I see governmental legislation as a process of intrigues and liaisons by individuals having very little short term interest in "justice". The most skilled operators within the convoluted system can strategize to move the state and it's citizens toward ultimate long term goals. It's a nuanced tactical game built on compromise. The right has been very skilled in this, moving the nation away from it's founding principle of fairness and it's trajectory of inclusion. I wish the left (what I guess used to be the center) could be just as savvy.
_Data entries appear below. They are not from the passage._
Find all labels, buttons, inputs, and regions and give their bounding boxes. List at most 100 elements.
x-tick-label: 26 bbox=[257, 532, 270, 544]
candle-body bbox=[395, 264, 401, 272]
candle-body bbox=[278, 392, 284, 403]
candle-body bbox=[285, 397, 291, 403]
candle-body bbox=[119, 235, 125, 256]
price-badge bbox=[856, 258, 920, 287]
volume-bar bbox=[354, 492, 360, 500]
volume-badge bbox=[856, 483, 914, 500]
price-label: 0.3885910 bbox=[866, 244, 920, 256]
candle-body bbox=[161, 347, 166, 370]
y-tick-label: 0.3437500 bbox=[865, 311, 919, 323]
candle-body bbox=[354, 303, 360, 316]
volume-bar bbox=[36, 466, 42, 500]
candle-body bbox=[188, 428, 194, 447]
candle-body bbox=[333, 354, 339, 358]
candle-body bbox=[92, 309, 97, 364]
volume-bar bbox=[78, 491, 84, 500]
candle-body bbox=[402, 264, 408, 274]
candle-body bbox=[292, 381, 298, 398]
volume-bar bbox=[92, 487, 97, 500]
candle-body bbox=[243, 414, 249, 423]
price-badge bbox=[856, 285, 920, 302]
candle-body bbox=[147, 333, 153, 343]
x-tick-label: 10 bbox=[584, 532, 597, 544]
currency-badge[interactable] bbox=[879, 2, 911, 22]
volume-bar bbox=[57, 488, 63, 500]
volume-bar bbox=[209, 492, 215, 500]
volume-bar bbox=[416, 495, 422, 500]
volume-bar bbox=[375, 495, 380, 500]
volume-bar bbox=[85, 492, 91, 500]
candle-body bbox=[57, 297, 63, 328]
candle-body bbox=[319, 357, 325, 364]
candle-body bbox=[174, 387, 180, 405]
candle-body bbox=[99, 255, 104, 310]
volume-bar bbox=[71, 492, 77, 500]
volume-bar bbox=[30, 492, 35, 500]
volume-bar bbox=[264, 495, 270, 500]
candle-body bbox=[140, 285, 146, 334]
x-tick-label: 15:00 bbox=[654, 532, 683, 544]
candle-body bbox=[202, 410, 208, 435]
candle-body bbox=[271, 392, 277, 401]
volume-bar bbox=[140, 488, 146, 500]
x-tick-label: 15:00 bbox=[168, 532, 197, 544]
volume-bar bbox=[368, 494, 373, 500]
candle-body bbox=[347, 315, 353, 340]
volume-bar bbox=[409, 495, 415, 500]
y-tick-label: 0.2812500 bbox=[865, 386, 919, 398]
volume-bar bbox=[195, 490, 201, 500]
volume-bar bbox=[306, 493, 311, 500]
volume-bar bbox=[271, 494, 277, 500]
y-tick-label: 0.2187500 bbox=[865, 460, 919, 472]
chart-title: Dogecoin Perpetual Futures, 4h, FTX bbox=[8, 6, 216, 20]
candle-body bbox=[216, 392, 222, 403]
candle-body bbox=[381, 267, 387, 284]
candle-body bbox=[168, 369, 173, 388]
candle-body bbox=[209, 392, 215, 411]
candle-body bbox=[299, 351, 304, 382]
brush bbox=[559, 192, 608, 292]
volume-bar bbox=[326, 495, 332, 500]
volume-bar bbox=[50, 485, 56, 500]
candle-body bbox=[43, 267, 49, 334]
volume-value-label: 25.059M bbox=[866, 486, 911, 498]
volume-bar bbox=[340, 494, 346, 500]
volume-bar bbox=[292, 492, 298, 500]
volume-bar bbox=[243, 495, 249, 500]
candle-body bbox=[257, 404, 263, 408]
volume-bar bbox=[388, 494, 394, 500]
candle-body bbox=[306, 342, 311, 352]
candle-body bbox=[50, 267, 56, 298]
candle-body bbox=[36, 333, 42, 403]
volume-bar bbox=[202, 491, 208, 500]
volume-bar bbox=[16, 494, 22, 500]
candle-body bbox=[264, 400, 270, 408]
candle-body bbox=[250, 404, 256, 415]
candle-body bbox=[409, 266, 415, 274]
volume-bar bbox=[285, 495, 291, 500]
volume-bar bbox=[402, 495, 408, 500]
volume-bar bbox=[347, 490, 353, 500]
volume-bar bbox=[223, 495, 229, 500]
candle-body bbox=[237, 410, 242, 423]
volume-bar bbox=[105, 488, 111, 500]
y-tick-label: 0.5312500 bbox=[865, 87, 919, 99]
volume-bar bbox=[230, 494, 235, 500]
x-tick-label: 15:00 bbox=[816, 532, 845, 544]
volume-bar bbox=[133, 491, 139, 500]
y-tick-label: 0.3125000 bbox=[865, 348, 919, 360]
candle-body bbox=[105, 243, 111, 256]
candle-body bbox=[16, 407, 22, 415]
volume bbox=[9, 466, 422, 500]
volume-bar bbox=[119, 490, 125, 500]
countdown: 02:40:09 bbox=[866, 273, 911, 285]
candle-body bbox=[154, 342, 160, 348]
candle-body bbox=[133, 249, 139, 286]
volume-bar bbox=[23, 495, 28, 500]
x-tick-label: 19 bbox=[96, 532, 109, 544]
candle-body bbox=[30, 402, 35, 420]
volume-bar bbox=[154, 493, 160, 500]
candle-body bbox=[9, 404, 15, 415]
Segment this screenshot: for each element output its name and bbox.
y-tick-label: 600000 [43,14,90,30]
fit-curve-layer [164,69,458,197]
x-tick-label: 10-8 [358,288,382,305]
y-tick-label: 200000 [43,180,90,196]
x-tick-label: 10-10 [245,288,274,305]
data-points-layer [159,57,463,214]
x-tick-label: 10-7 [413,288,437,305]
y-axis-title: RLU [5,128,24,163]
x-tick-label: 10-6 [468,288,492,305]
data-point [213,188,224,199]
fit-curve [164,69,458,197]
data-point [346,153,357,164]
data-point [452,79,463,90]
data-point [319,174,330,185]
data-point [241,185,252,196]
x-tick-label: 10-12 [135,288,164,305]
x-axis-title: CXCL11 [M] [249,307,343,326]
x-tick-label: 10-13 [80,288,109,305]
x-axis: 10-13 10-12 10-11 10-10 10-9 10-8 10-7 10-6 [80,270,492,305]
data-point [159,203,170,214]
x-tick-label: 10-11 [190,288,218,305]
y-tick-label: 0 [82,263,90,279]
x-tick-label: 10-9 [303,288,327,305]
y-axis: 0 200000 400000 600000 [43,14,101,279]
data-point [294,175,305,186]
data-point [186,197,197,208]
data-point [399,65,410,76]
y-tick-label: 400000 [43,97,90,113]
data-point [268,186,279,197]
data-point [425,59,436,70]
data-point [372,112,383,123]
I worked with a person for about a decade. In that time, J went from an established married man in a long time career to a single woman in college relearning life as well. J sacrificed everything, family, community, career and all savings and financial security in order to release and realize V, who had been in there all along. V didn't have any easier a time of it. As a trans woman she still struggles: one state couldn't reconcile her new gender identity so she moved to one which could; a second career proved hostile to her appearance so she entered school again for schooling in a third. She finished high in her class and received good internship evaluations, but cannot land a position- in a field short of qualified candidates - here in this city . She's now heading to Massachusetts to try her luck there. V is probably the bravest, strongest person I will ever know.

I posted much of what's below as a comment on Aaron's blog. Like many reasonable and articulate folks he's concerned with the ENDA meltdown.


I don't spend ALL day reading blogs, so maybe I've missed this, but what tactical benefit exists for trans people in creating a bill which can not pass? I'm not trying to be provocative in this obviously pro-inclusion forum. It's a totally serious question.

I think the history of civil rights has been characterized by a few landmark watersheds, but mostly gradual and incremental change through refining previous legislation - and importantly, changes in public mores spurred by the examples of legislation.

Of course including trans folk in legal protection is the right thing to do. But it was just as clearly "the right thing" to include gay people in the civil rights legislation of the 50's and 60's. To do so then would have stalled the inclusion movement for everyone - and we, the whole alphabet of queer acronyms wouldn't be as far along as a community NOW if that position had been asserted THEN. None of us.
[The Constitution would have fizzled over slavery, the Bill of Rights aborted over women's suffrage.]

Demanding that legislators (who are largely uninterested in the struggles of queer peoples) rile their general constituencies (who are largely uninterested in the struggles of queer peoples) by voting for a bill with no popular support doesn't seem like a practical way of moving inclusion forward for anyone.

Long an iconoclast swimming my issues and positions up stream against unsympathetic masses, my Dad frequently reminded that I ask myself what was more important: to BE right, or make the right thing HAPPEN. If the right thing is civil rights for trans people, I haven't been shown how sinking ENDA is the way to make it happen.


Just about everyone I know is university educated and lives in a large coastal city where their left of center positions (which I share) are embraced by a majority. Like me, they work in fields where their sexual orientation is small liability (and in my case is something of an asset- the art/design world is like the Gay National Guard). As a group our identities seem to hinge on our principled positions - which we reinforced and congratulate ourselves on at our all white/all middle class gatherings over engaging yet nuanced glasses of Shiraz or ironic cans of Bud and Pabst Blue Ribbon - and on our condescension toward those who don't loudly tout them. I wonder if we should consider more what effect our positions have on folks outside of our privleged realm or the trajectory of our own lives. I wonder if we shouldn't consider more the wisdom of my cranky Yankee codger dad who understands that battles must be lost to win wars, and that we must make sacrifices ourselves to enable greater victories down the line.